Saat itu, aku merasa
Benar2 tidak ada yang terjadi
Saat itu
''meninggal'' hanyalah sebuah kata
yang melintas di pikiranku
Hingga ku menangis

Tetapi, berhari hari setelah Itu
Baru kusadari hidupku hilang
Panutanku menghilang
Sahabat ku menghilang
Guruku, Penjagaku, Pahlawanku,
Menghilang
Ayahku menghilang.

Sekarang,
3 tahun setelah kau pergi, pa
Aku bahagia
Putrimu kembali bahagia
Diantara kebahagiaan itu
Kutahu ada satu yang kurang
Tapi, biarlah itu berlalu
Ku tak mau membangunkan kenangan lama
Walau kutahu kenangan itu selalu terjaga dalam memori ku

Tiba-tiba
Bangkitlah rasa takutku
Yang amat mendalam
Bukan kematian
Tidak, aku tidak takut akan kematian
Kutahu cepat atau lambat dia akan segera mendatangiku
Tapi, yang kutakutkan adalah
Aku akan melupakanmu
Ku takut aku takkan menghiraukan memori bersamamu lagi
Bahwa kau pernah ada di dunia ini
Tapi tentu takkan kubiarkan hal itu terjadi

Sekarang, memori tinggal memori
Saat kau olahraga lari sekeliling rumah
saat kau mengajariku tentang bagaimana manusia bisa terlahir
Saat kau membelikanku plastisin untuk prakarya, dan aku tidak menunjukkan tangisku didepanmu karena plastisinnya kurang
Saat kita menaiki tangga bersama, dan kucemaskan keadaan jantungmu
Saat kau menggendongku di pundak, berenang bersama, mencubit pipiku, bermain piano dan gitar

Senyummu, tawamu, lambaianmu, larimu, punggungmu, tatapan matamu, tidurmu, gaya berbicaramu, cara makanmu, seluruh gerak gerikmu, semuanya, SEMUANYA!!!!

Kurindukan selalu
Telah tertanam semua dalam memori panjangku
Takkan terlupa

Rasa cinta dan sayangku padamu rasanya tak perlu kusampaikan lagi
Kau sudah tahu itu
Ucapan selamat tinggal sudah berulangkali kuucapkan, dulu
Sekarang, aku hanya menunggu
Terus menunggu
Sampai saat nya Yang Maha Kuasa memanggilku
Menarikku ke alam mu
Agar kubisa bertemu denganmu lagi
Suatu saat nanti
Wahai, Papa ku tercinta <3



tulisan ini ku dedikasikan untuk papa ku, Alm.
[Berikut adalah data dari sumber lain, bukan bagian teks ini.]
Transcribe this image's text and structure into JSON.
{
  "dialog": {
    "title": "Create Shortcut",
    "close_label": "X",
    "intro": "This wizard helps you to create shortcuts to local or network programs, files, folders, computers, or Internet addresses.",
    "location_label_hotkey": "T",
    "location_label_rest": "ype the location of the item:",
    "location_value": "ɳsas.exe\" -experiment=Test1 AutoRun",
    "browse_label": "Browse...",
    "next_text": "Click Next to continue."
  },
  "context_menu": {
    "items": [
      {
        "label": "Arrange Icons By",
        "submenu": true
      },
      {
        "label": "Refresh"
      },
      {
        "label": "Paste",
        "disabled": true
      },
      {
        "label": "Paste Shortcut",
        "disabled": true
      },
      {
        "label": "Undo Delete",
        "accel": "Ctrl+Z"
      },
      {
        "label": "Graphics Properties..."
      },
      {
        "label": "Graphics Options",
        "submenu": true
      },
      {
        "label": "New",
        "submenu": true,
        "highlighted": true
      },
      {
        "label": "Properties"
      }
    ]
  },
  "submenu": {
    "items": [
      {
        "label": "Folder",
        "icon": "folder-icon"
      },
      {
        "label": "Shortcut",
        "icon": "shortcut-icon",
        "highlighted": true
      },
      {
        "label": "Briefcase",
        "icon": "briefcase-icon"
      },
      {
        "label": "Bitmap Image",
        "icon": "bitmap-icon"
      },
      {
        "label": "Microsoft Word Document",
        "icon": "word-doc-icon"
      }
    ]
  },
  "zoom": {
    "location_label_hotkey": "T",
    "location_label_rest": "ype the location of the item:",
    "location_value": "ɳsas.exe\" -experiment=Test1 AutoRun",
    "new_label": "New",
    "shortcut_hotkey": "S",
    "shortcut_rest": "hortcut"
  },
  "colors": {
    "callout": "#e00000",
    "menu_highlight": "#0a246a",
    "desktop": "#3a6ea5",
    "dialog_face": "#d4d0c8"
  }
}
Yunizar Alie
Semoga kiranya kau dapat membaca tulisan ini.
Somewhere, Somehow..................

This entry was posted on Senin, 30 Agustus 2010 and is filed under . You can follow any responses to this entry through the RSS 2.0. You can leave a response.

2 Responses to “Saat Kau Pergi, Wahai Papa”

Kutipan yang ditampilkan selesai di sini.